= William Pitt Byrne =

British newspaper editor

William Pitt Byrne (c. 1806 - 6 or 8 April 1861) was a British newspaper editor and proprietor of The Morning Post.

He graduated from Trinity College, Cambridge with a BA and M.A. He was admitted to the Inner Temple in 1835 and called to the bar in 1839 but never practised law.

His father Nicholas Byrne was his predecessor as editor and proprietor of the Morning Post, about whom there is little biographical information in the historical record. Nicholas Byrne took a strongly pro-Conservative editorial stance, and his son was named after William Pitt the Younger. He was mysteriously attacked by a masked intruder and never fully recovered, dying of his injuries in 1833.

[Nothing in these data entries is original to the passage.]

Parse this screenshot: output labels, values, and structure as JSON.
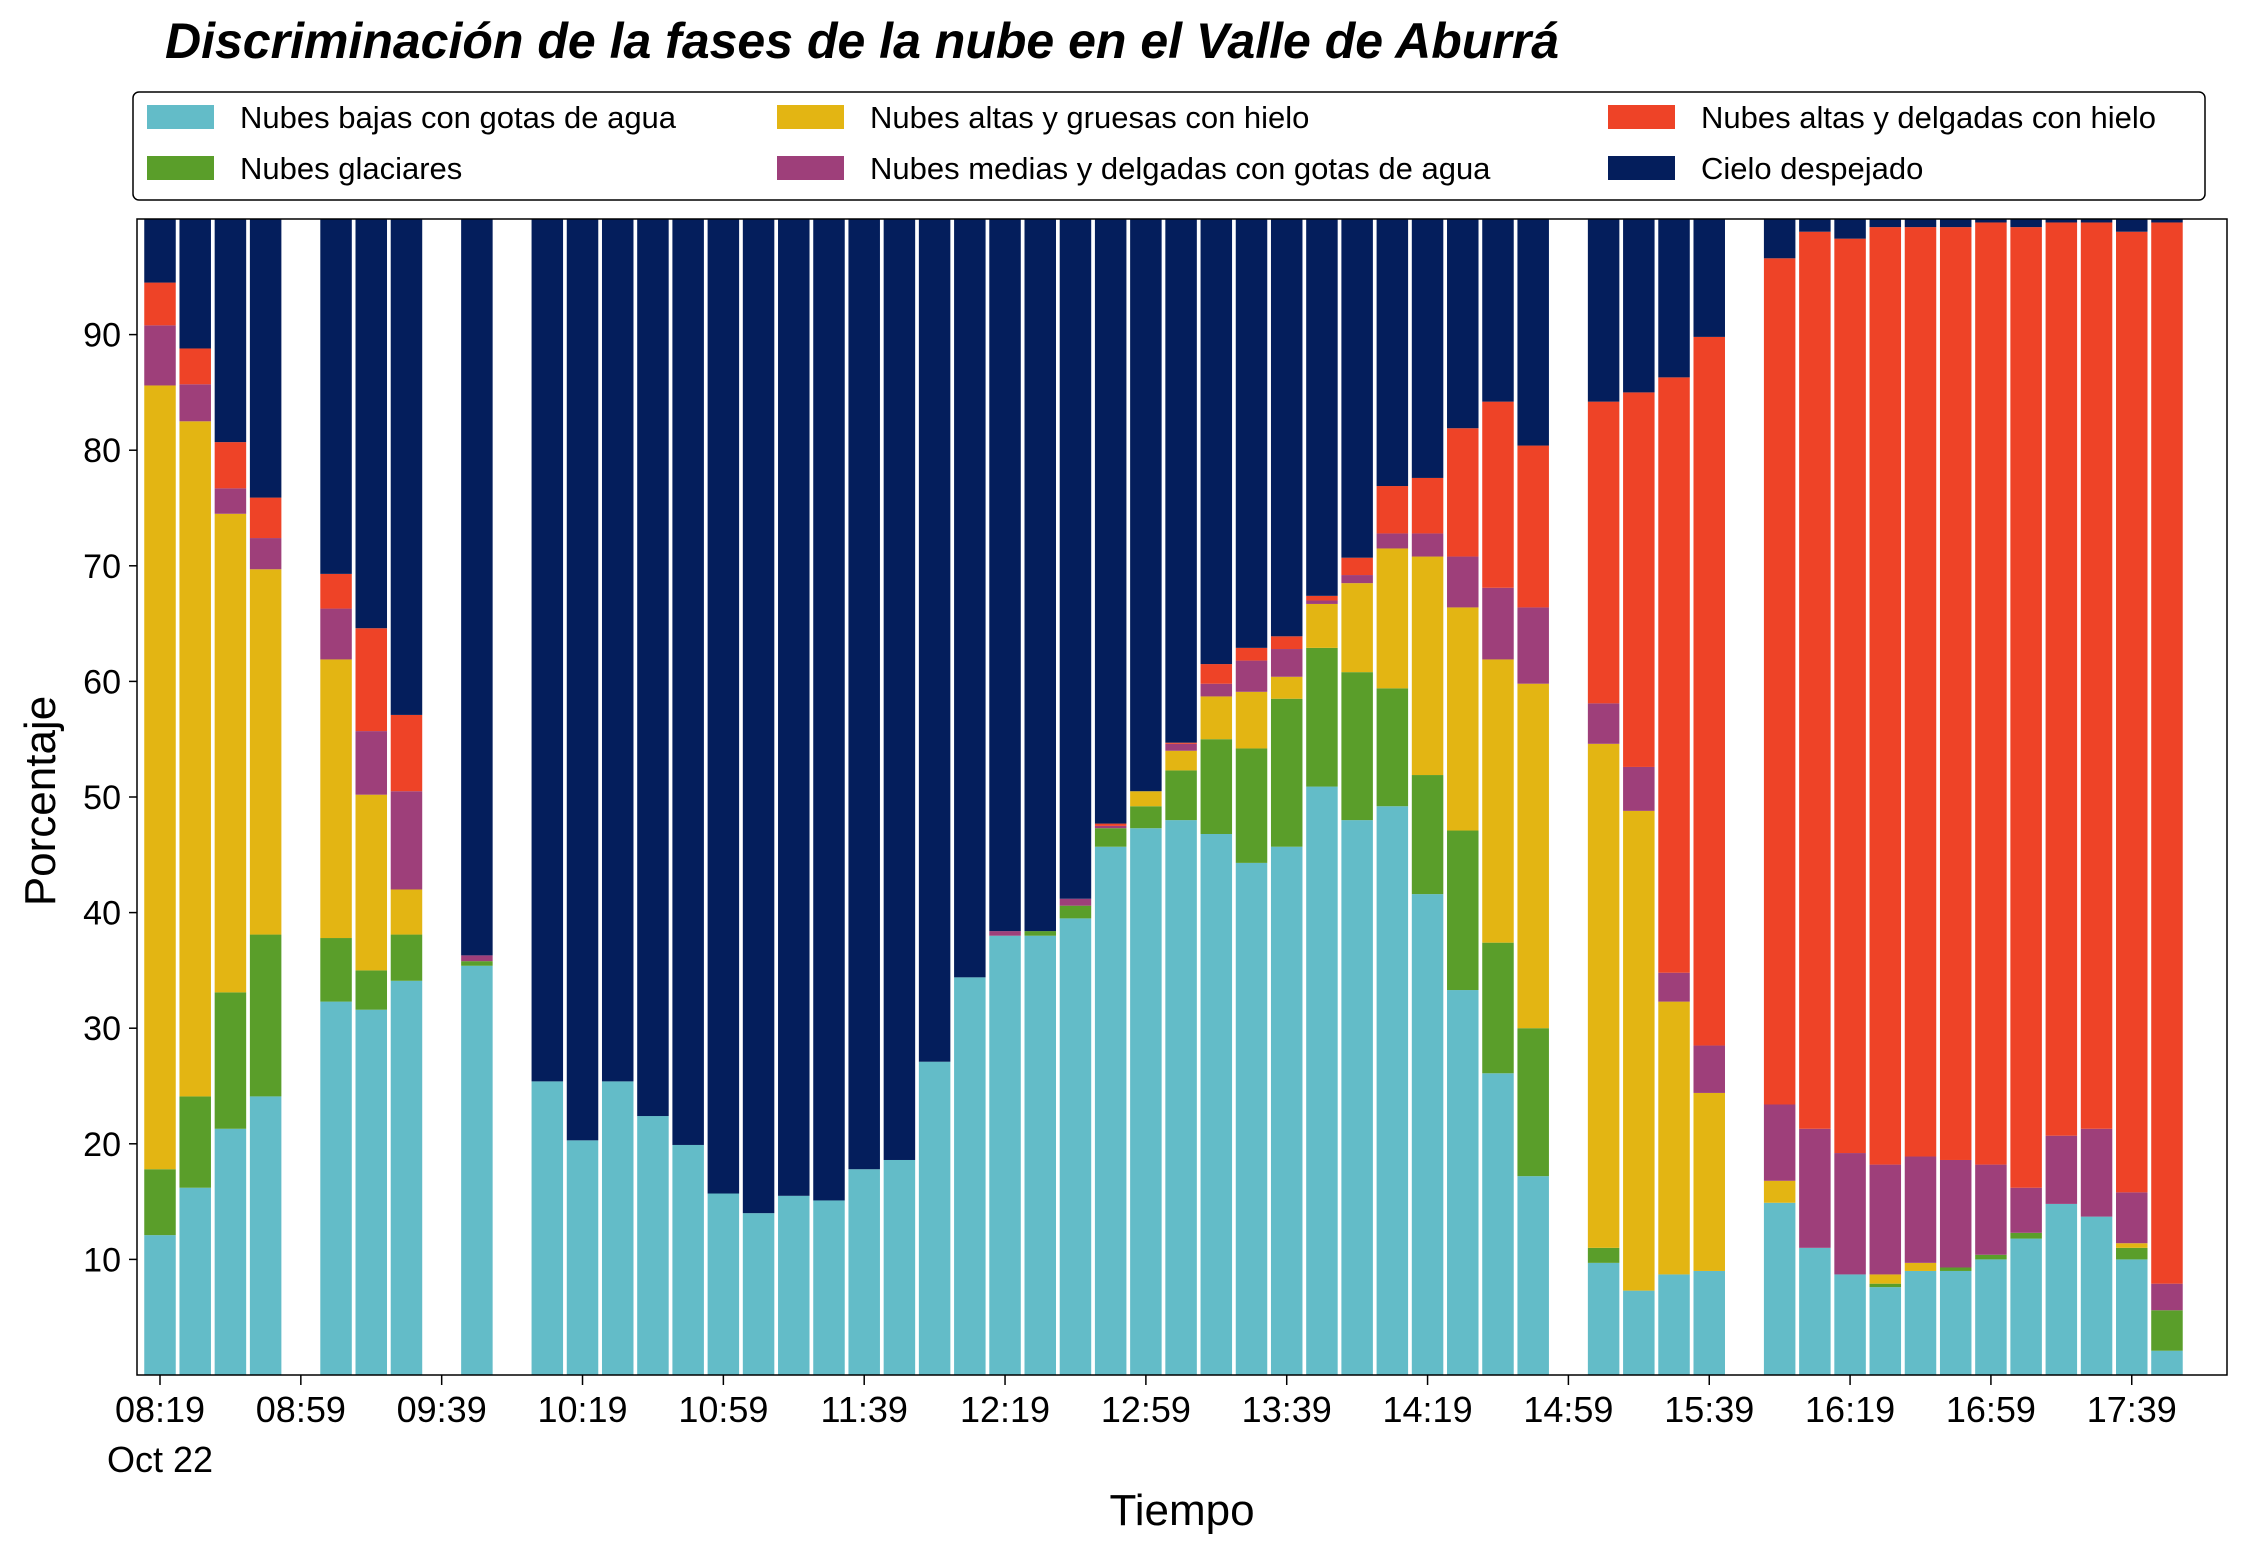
{
  "chart_data": {
    "type": "stacked_bar",
    "title": "Discriminación de la fases de la nube en el Valle de Aburrá",
    "x_label": "Tiempo",
    "y_label": "Porcentaje",
    "date_label": "Oct 22",
    "categories": [
      "08:19",
      "08:29",
      "08:39",
      "08:49",
      "08:59",
      "09:09",
      "09:19",
      "09:29",
      "09:39",
      "09:49",
      "09:59",
      "10:09",
      "10:19",
      "10:29",
      "10:39",
      "10:49",
      "10:59",
      "11:09",
      "11:19",
      "11:29",
      "11:39",
      "11:49",
      "11:59",
      "12:09",
      "12:19",
      "12:29",
      "12:39",
      "12:49",
      "12:59",
      "13:09",
      "13:19",
      "13:29",
      "13:39",
      "13:49",
      "13:59",
      "14:09",
      "14:19",
      "14:29",
      "14:39",
      "14:49",
      "14:59",
      "15:09",
      "15:19",
      "15:29",
      "15:39",
      "15:49",
      "15:59",
      "16:09",
      "16:19",
      "16:29",
      "16:39",
      "16:49",
      "16:59",
      "17:09",
      "17:19",
      "17:29",
      "17:39",
      "17:49"
    ],
    "xticks": [
      "08:19",
      "08:59",
      "09:39",
      "10:19",
      "10:59",
      "11:39",
      "12:19",
      "12:59",
      "13:39",
      "14:19",
      "14:59",
      "15:39",
      "16:19",
      "16:59",
      "17:39"
    ],
    "ylim": [
      0,
      100
    ],
    "yticks": [
      10,
      20,
      30,
      40,
      50,
      60,
      70,
      80,
      90
    ],
    "legend_position": "top",
    "series": [
      {
        "name": "Nubes bajas con gotas de agua",
        "color": "#63bcc8",
        "values": [
          12.1,
          16.2,
          21.3,
          24.1,
          null,
          32.3,
          31.6,
          34.1,
          null,
          35.4,
          null,
          25.4,
          20.3,
          25.4,
          22.4,
          19.9,
          15.7,
          14.0,
          15.5,
          15.1,
          17.8,
          18.6,
          27.1,
          34.4,
          38.0,
          38.0,
          39.5,
          45.7,
          47.3,
          48.0,
          46.8,
          44.3,
          45.7,
          50.9,
          48.0,
          49.2,
          41.6,
          33.3,
          26.1,
          17.2,
          null,
          9.7,
          7.3,
          8.7,
          9.0,
          null,
          14.9,
          11.0,
          8.7,
          7.6,
          9.0,
          9.0,
          10.0,
          11.8,
          14.8,
          13.7,
          10.0,
          2.1
        ]
      },
      {
        "name": "Nubes glaciares",
        "color": "#5a9e2a",
        "values": [
          5.7,
          7.9,
          11.8,
          14.0,
          null,
          5.5,
          3.4,
          4.0,
          null,
          0.4,
          null,
          0,
          0,
          0,
          0,
          0,
          0,
          0,
          0,
          0,
          0,
          0,
          0,
          0,
          0,
          0.4,
          1.1,
          1.6,
          1.9,
          4.3,
          8.2,
          9.9,
          12.8,
          12.0,
          12.8,
          10.2,
          10.3,
          13.8,
          11.3,
          12.8,
          null,
          1.3,
          0,
          0,
          0,
          null,
          0,
          0,
          0,
          0.3,
          0,
          0.3,
          0.4,
          0.5,
          0,
          0,
          1.0,
          3.5
        ]
      },
      {
        "name": "Nubes altas y gruesas con hielo",
        "color": "#e3b513",
        "values": [
          67.8,
          58.4,
          41.4,
          31.6,
          null,
          24.1,
          15.2,
          3.9,
          null,
          0,
          null,
          0,
          0,
          0,
          0,
          0,
          0,
          0,
          0,
          0,
          0,
          0,
          0,
          0,
          0,
          0,
          0,
          0,
          1.3,
          1.7,
          3.7,
          4.9,
          1.9,
          3.8,
          7.7,
          12.1,
          18.9,
          19.3,
          24.5,
          29.8,
          null,
          43.6,
          41.5,
          23.6,
          15.4,
          null,
          1.9,
          0,
          0,
          0.8,
          0.7,
          0,
          0,
          0,
          0,
          0,
          0.4,
          0
        ]
      },
      {
        "name": "Nubes medias y delgadas con gotas de agua",
        "color": "#9e3f7a",
        "values": [
          5.2,
          3.2,
          2.2,
          2.7,
          null,
          4.4,
          5.5,
          8.5,
          null,
          0.5,
          null,
          0,
          0,
          0,
          0,
          0,
          0,
          0,
          0,
          0,
          0,
          0,
          0,
          0,
          0.4,
          0,
          0.6,
          0.2,
          0,
          0.6,
          1.1,
          2.7,
          2.4,
          0.3,
          0.7,
          1.3,
          2.0,
          4.4,
          6.2,
          6.6,
          null,
          3.5,
          3.8,
          2.5,
          4.1,
          null,
          6.6,
          10.3,
          10.5,
          9.5,
          9.2,
          9.3,
          7.8,
          3.9,
          5.9,
          7.6,
          4.4,
          2.3
        ]
      },
      {
        "name": "Nubes altas y delgadas con hielo",
        "color": "#ee4327",
        "values": [
          3.7,
          3.1,
          4.0,
          3.5,
          null,
          3.0,
          8.9,
          6.6,
          null,
          0,
          null,
          0,
          0,
          0,
          0,
          0,
          0,
          0,
          0,
          0,
          0,
          0,
          0,
          0,
          0,
          0,
          0,
          0.2,
          0,
          0.1,
          1.7,
          1.1,
          1.1,
          0.4,
          1.5,
          4.1,
          4.8,
          11.1,
          16.1,
          14.0,
          null,
          26.1,
          32.4,
          51.5,
          61.3,
          null,
          73.2,
          77.6,
          79.1,
          81.1,
          80.4,
          80.7,
          81.5,
          83.1,
          79.0,
          78.4,
          83.1,
          91.8
        ]
      },
      {
        "name": "Cielo despejado",
        "color": "#041e5c",
        "values": [
          5.5,
          11.2,
          19.3,
          24.1,
          null,
          30.7,
          35.4,
          42.9,
          null,
          63.7,
          null,
          74.6,
          79.7,
          74.6,
          77.6,
          80.1,
          84.3,
          86.0,
          84.5,
          84.9,
          82.2,
          81.4,
          72.9,
          65.6,
          61.6,
          61.6,
          58.8,
          52.3,
          49.5,
          45.3,
          38.5,
          37.1,
          36.1,
          32.6,
          29.3,
          23.1,
          22.4,
          18.1,
          15.8,
          19.6,
          null,
          15.8,
          15.0,
          13.7,
          10.2,
          null,
          3.4,
          1.1,
          1.7,
          0.7,
          0.7,
          0.7,
          0.3,
          0.7,
          0.3,
          0.3,
          1.1,
          0.3
        ]
      }
    ]
  }
}
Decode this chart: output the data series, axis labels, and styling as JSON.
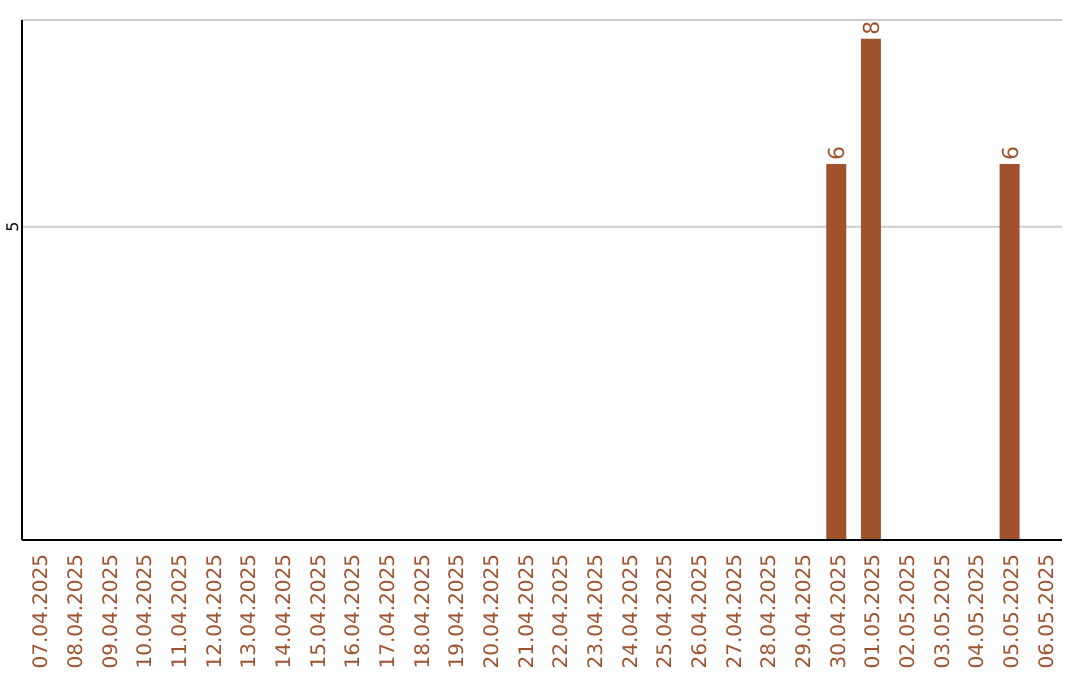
{
  "chart_data": {
    "type": "bar",
    "categories": [
      "07.04.2025",
      "08.04.2025",
      "09.04.2025",
      "10.04.2025",
      "11.04.2025",
      "12.04.2025",
      "13.04.2025",
      "14.04.2025",
      "15.04.2025",
      "16.04.2025",
      "17.04.2025",
      "18.04.2025",
      "19.04.2025",
      "20.04.2025",
      "21.04.2025",
      "22.04.2025",
      "23.04.2025",
      "24.04.2025",
      "25.04.2025",
      "26.04.2025",
      "27.04.2025",
      "28.04.2025",
      "29.04.2025",
      "30.04.2025",
      "01.05.2025",
      "02.05.2025",
      "03.05.2025",
      "04.05.2025",
      "05.05.2025",
      "06.05.2025"
    ],
    "values": [
      null,
      null,
      null,
      null,
      null,
      null,
      null,
      null,
      null,
      null,
      null,
      null,
      null,
      null,
      null,
      null,
      null,
      null,
      null,
      null,
      null,
      null,
      null,
      6,
      8,
      null,
      null,
      null,
      6,
      null
    ],
    "color": "#a0522d",
    "ylim": [
      0,
      8.3
    ],
    "yticks": [
      5
    ],
    "grid": "y",
    "data_labels": true
  }
}
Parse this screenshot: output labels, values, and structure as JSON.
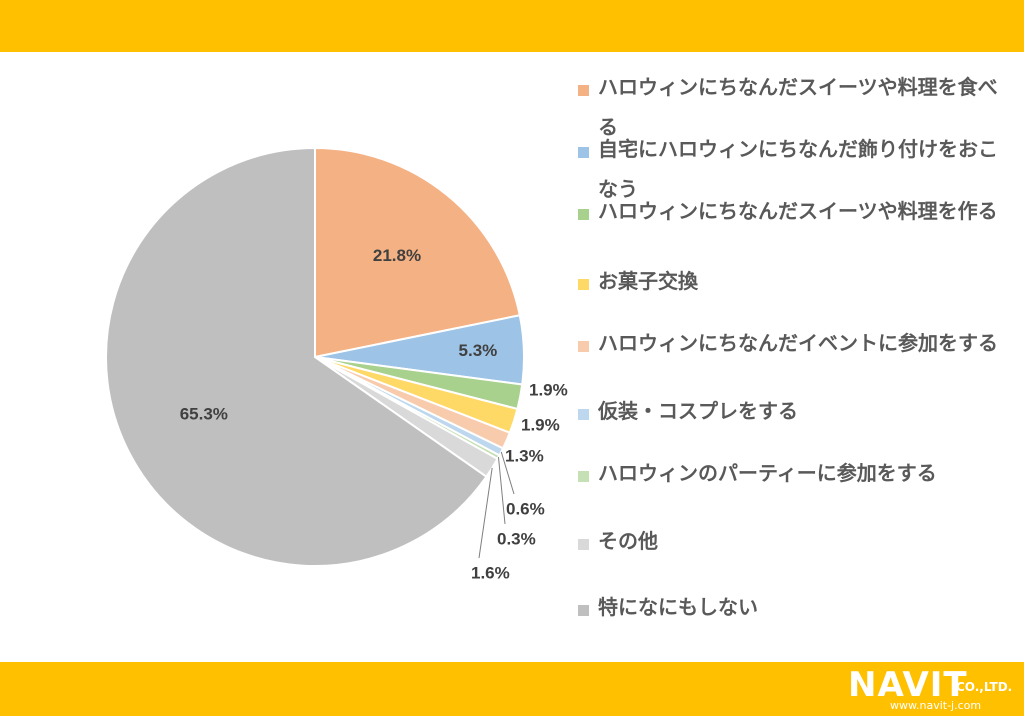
{
  "colors": {
    "band": "#FFC000",
    "leader_line": "#7F7F7F"
  },
  "chart_data": {
    "type": "pie",
    "series": [
      {
        "values": [
          21.8,
          5.3,
          1.9,
          1.9,
          1.3,
          0.6,
          0.3,
          1.6,
          65.3
        ],
        "labels": [
          "21.8%",
          "5.3%",
          "1.9%",
          "1.9%",
          "1.3%",
          "0.6%",
          "0.3%",
          "1.6%",
          "65.3%"
        ],
        "categories": [
          "ハロウィンにちなんだスイーツや料理を食べる",
          "自宅にハロウィンにちなんだ飾り付けをおこなう",
          "ハロウィンにちなんだスイーツや料理を作る",
          "お菓子交換",
          "ハロウィンにちなんだイベントに参加をする",
          "仮装・コスプレをする",
          "ハロウィンのパーティーに参加をする",
          "その他",
          "特になにもしない"
        ],
        "colors": [
          "#F4B183",
          "#9DC3E6",
          "#A9D18E",
          "#FFD966",
          "#F8CBAD",
          "#BDD7EE",
          "#C5E0B4",
          "#D9D9D9",
          "#BFBFBF"
        ]
      }
    ],
    "legend_position": "right",
    "start_angle": "12 o'clock, clockwise"
  },
  "logo": {
    "name": "NAVIT",
    "suffix": "CO.,LTD.",
    "url": "www.navit-j.com"
  }
}
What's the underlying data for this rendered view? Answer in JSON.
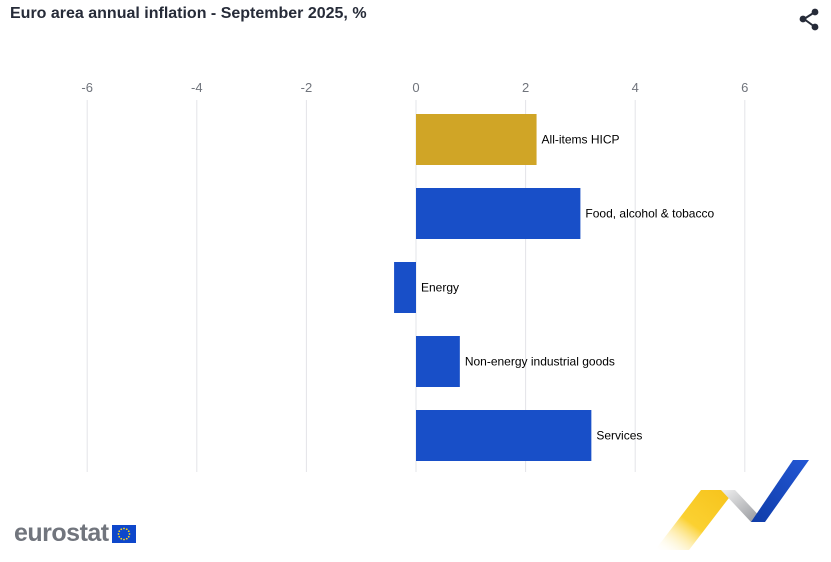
{
  "header": {
    "title": "Euro area annual inflation - September 2025, %"
  },
  "icons": {
    "share": "share-icon",
    "flag": "eu-flag-icon"
  },
  "brand": {
    "name": "eurostat"
  },
  "colors": {
    "highlight": "#d0a526",
    "bar": "#184fc8",
    "grid": "#e3e4e8",
    "tick_text": "#70747c",
    "label_text": "#000000"
  },
  "chart_data": {
    "type": "bar",
    "orientation": "horizontal",
    "title": "Euro area annual inflation - September 2025, %",
    "xlabel": "",
    "ylabel": "",
    "categories": [
      "All-items HICP",
      "Food, alcohol & tobacco",
      "Energy",
      "Non-energy industrial goods",
      "Services"
    ],
    "values": [
      2.2,
      3.0,
      -0.4,
      0.8,
      3.2
    ],
    "highlighted_category": "All-items HICP",
    "xlim": [
      -6,
      6
    ],
    "ticks": [
      -6,
      -4,
      -2,
      0,
      2,
      4,
      6
    ],
    "tick_labels": [
      "-6",
      "-4",
      "-2",
      "0",
      "2",
      "4",
      "6"
    ],
    "axis_position": "top",
    "grid": true,
    "legend": "none"
  }
}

His mother was the Gothic novelist Charlotte Dacre, who had three children with Nicholas: William Pitt Byrne (born 1806), Charles (born 1807) and Mary (born 1809); however the children were not baptised until 1811 and Nicholas and Charlotte did not marry until 1 July 1815. William Pitt Byrne was baptised on 8 Jun 1811 at St. Paul's, Covent Garden.

He married the writer Julia Clara Busk on 28 April 1842. Her books were sometimes attributed to "Mrs. William Pitt Byrne", and for this reason some sources (particularly online book sellers) mistakenly attribute authorship of her books to her husband.

He broadened the focus of the Morning Post from being a mostly political journal by including more general topics. He ended his connection with the paper prior to his death to follow literary pursuits, contributing to leading journals.

==Memorial fountain and tomb==

After his death, his wife and friends built a memorial fountain in his name in 1862 or 1863, at the south end of Bryanston Square in London; the fountain is still in existence and is a Grade II listed monument. The fountain has an associated plaque.

He was buried in St. Mary's Roman Catholic Cemetery at Kensal Green in London.